The AEA bestows distinguished fellowships on no more than three economists of high distinction in the US and Canada each year. Williamson joined Lloyd Shapley of UCLA and Orley Ashenfelter of Princeton University as recipients this year . Past recipients of the AEA honor include Nobel Laureates Gerard Debreu, an emeritus professor of economics and mathematics at UC Berkeley, and the late John C. Harsanyi, a longtime professor at the Haas School and Berkeley's Department of Economics.
Williamson's work explores how varying organizational structures for markets and institutions affect economic activity. His work, which blends social science with abstract economic theory, is said to have influenced everything from investment in Eastern Europe to human resource management in the technology industry.
In selecting Williamson, the AEA cited his influential role in shaping the way economists think about firms, contracts, and organizations. "Long before the internal operation of firms was on the radar screen of almost any other economist, 'Olly' did the seminal work in this area," says UC Berkeley Koshland Professor of Economics George Akerlof, a member of the AEA executive committee that selected Williamson to receive a 2007 distinguished fellowship and a 2001 Nobel Laureate in Economics. "Williamson's insights into the incentive structure within firms and organizations dominate the field."

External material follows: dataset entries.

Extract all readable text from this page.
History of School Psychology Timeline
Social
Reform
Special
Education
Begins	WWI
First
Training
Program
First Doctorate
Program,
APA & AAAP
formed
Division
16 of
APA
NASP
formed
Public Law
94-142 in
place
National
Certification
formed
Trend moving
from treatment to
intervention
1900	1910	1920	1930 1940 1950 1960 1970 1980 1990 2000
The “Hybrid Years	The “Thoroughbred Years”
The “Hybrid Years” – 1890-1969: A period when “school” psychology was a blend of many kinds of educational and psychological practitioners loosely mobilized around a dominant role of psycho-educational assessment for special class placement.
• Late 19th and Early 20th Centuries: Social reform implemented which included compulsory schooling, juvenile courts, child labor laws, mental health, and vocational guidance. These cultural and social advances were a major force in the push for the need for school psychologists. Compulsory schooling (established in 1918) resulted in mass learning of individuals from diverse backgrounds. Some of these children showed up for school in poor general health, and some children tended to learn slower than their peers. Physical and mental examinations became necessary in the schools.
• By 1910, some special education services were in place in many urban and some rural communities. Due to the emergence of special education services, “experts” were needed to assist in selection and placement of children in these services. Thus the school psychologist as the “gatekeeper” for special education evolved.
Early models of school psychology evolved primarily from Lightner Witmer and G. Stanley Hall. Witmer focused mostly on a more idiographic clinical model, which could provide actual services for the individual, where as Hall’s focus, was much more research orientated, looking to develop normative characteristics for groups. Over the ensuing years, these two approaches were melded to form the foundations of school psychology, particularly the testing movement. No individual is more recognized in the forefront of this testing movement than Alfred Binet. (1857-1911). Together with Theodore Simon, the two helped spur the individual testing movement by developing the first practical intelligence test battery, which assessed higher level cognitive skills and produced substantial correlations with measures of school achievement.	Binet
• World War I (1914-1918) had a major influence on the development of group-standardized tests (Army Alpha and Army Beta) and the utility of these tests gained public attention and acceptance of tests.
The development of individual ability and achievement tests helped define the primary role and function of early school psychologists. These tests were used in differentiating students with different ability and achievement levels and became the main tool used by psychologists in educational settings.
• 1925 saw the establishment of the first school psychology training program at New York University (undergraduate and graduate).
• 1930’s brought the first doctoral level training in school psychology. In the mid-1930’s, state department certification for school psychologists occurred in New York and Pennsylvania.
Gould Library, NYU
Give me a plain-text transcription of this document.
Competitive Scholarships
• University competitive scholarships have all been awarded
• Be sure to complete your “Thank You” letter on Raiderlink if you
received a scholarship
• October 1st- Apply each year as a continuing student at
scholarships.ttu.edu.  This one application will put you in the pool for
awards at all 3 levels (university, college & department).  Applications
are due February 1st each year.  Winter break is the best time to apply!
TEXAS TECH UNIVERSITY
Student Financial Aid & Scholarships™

Williamson is the Edgar F. Kaiser Professor of Business Administration and a professor emeritus of business, economics, and law at Haas. He is the author of several books, including Markets and Hierarchies: Analysis and Antitrust Implications, which is considered an economics classic; and The Economic Institutions of Capitalism: Firms, Markets, Relational Contracting, which is said to be the most frequently cited work in social science research.
"We congratulate Olly on this important professional acknowledgement of his scholarly work and thank him for the distinction it brings to the Haas School," says Haas School Associate Dean for Academic Affairs James Lincoln.